Она говорила точно въ бреду, точно горячіе угли изъ души она выбрасывала. И всѣ эти сумасшедшія слова рождались въ ней вдругъ, точно въ какомъ-то озареніи, точно кто подсказывалъ ихъ ей.
— Мы всѣ трусы и воры, которые запутались во всякой лжи и сами себя обкрадываютъ! — говорила она горячо. — Мы лжемъ всегда! А я не хочу больше лжи. Правда жизни не въ словахъ громкихъ, не въ словахъ благородныхъ, не въ словахъ жалкихъ, а въ счастьѣ, хотя бы на одинъ мигъ только… А остальное все призраки… А потомъ? А потомъ видно будетъ… Только ты моя правда, только ты мое счастье…
Луна поднималась все выше и выше и серебристый свѣтъ ея дѣлался все чище и свѣтлѣе. Надъ темными полями въ вышинѣ все неслись гусиныя стаи, И молитвенной торжественностью была исполнена тихая земля…
И острая боль прорѣзала вдругъ душу Андрея.

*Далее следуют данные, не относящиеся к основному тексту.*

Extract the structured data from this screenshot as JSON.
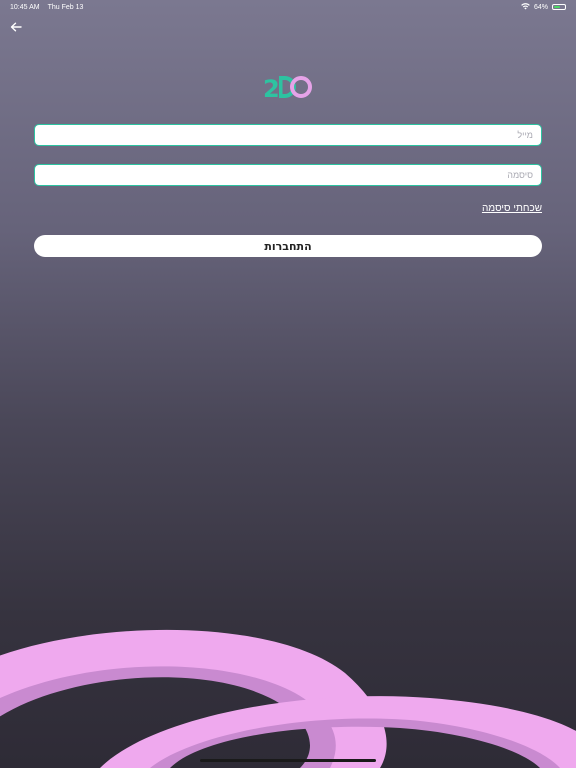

— Нѣтъ, нѣть… — хватаясь за голову, прошепталъ онъ. — А вдругъ онъ узнаетъ?! Подумай, какая мука будетъ это для него! Сразу два удара: и ты, и я… Вѣдь онъ мой пріемный отецъ…
— Что дѣлать, что дѣлать! Я не виновата, ни въ чемъ не виновата… — горячо и какъ будто сердито даже, защищаясь, говорила она. — Это не то вотъ, что я взяла да и выдумала: дай-ка, я его огорчу, дай-ка, я полюблю другого… Это пришло само, незванное, непрошенное, и я — ничего не могу! Я боролась, но ничего не могла… А теперь и не хочу мочь… Быть счастливымъ — право человѣка! Онъ взялъ отъ жизни свое, а я беру свое, и на его костеръ я не хочу и не хочу! Почему мы съ тобой хуже его? Почему мы должны испугаться?!.. Я — нѣтъ! Я свое возьму… Отецъ! Это выдумка… Ты не сынъ его, а только пріемышъ, т. е., въ сущности, совершенно ему чужой человѣкъ…
— Нѣтъ, это не вѣрно… — сказалъ Андрей. — Это не вѣрно… Пусть по крови, по паспорту онъ мнѣ чужой человѣкъ, но онъ всѣ эти годы былъ мнѣ самымъ настоящимъ отцомъ…
— А-а… Ну, если ты хочешь самъ себѣ выдумывать препятствія… драмы всякія… если моя мука для тебя ничто… то, конечно…
— Что ты говоришь? Что ты говоришь?! — перебивалъ Андрей. — Вѣдь ты же знаешь, что все это вздоръ, что я измученъ, что я безъ тебя дышать не могу…
И плела любовь свои горячія сказки, и тихо дремалъ весь золотой, старый паркъ, и смутно бѣлѣлъ въ серебристомъ сумракѣ старый Перунъ…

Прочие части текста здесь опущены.